Officials want answers from LAPD officials in charge during the May 1 MacArthur Park melee. Chief Bratton says they probably will refuse.

June 07, 2007|Patrick McGreevy | Times Staff Writer

In an unusual challenge to Police Chief William J. Bratton, the Los Angeles City Council requested Wednesday that three of his command officers at the May 1 MacArthur Park melee appear before a council task force for questioning about the incident.

After grilling the chief for the second time in two weeks, several council members said they were frustrated and dissatisfied by the answers provided so far about the fracas that injured 42 people, including seven officers.

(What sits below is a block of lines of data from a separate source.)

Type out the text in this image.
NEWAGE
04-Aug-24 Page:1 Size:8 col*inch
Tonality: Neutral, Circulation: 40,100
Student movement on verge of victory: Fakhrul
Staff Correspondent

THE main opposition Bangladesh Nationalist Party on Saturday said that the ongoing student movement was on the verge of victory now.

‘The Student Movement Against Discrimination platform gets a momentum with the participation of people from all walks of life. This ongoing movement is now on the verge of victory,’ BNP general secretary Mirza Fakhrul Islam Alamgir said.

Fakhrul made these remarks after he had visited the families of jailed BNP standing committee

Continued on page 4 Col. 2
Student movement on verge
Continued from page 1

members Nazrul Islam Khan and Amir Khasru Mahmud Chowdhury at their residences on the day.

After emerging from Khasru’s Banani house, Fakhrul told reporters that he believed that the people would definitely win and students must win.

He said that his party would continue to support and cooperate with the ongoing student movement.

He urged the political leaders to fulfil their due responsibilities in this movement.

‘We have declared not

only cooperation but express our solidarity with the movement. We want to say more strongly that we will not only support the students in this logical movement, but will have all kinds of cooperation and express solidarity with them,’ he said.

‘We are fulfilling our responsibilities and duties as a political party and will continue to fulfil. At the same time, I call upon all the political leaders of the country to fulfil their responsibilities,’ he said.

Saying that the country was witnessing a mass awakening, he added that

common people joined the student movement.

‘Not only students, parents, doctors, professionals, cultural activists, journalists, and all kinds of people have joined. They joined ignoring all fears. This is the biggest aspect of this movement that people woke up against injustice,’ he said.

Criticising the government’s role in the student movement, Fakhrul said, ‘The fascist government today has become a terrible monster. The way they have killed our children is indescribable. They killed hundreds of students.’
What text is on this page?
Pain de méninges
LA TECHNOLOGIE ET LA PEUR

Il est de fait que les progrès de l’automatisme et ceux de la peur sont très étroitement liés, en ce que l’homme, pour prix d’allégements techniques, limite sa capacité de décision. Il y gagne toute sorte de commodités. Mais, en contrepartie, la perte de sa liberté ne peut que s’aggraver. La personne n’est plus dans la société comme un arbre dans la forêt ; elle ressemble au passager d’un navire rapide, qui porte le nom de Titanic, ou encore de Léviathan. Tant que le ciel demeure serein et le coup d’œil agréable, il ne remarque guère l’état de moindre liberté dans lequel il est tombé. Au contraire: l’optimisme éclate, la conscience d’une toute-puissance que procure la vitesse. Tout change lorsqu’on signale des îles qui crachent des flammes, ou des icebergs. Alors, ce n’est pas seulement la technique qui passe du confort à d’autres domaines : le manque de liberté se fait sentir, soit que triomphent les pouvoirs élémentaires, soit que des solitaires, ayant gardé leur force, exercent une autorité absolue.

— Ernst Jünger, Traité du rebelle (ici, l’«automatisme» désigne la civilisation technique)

Bratton said he doubted the deputy chief and commander whom he had reassigned after the incident, and a captain on the scene, would testify before the council. That is because they may be subject to a personnel investigation of their roles overseeing the police response at the immigrants' rights rally.

"I sincerely doubt that any of them will appear," Bratton told the council.

Council President Eric Garcetti responded by noting that the council has subpoena power to compel the appearance of LAPD managers. Garcetti and Councilman Dennis Zine said they would consider using that power, although both said it may not be the best approach and they were hoping the command officers would cooperate.

"I'm not ruling out anything," Zine said.

Zine noted that Bratton did not appear at the scene of the May Day rally until after the confrontation was over and officers had used batons and foam rubber bullets to disperse the crowd. Police said they acted after some in the crowd began pelting them with rocks and bottles.

"If we want to be transparent and open about this, we need to find out the state of mind of those in command," Zine told the chief.

Councilwoman Janice Hahn said the chief's explanation to the council has been a "bureaucratic attempt to defend what had happened" and has not addressed all of her concerns.

"Many of our questions were not answered last week, and I know none of my questions were answered last week," Hahn said.

She suggested that the council task force set up to look into the MacArthur Park incident could meet in closed session to hear information that, if made public, might hurt the city's chances to defend against lawsuits.

Zine, a former LAPD sergeant, said he believes department policy requires managers to appear before the council if requested, but he said they might be able to refuse to testify, after they arrive, on grounds that it would put them in legal jeopardy.

The councilman said he especially wants to hear from the three highest-ranking command officers in MacArthur Park that day: Deputy Chief Cayler "Lee" Carter, Cmdr. Louis Gray and Capt. John Egan.

Carter was demoted days after the incident and is retiring; Gray has been reassigned to an office position.

Bratton addressed another controversy Wednesday, saying he stands by his promotion of Capt. Richard Webb to serve as assistant commanding officer of the Professional Standards Bureau. The leader of an African American police officers group Tuesday said that Webb has shown bias against minority officers.

The chief said that, although the council agreed to pay $155,000 to settle a lawsuit alleging discrimination by Webb, a department investigation found no evidence of bias.

"I have every confidence in Capt. Webb. He is an outstanding leader," Bratton said. "He is not a racist."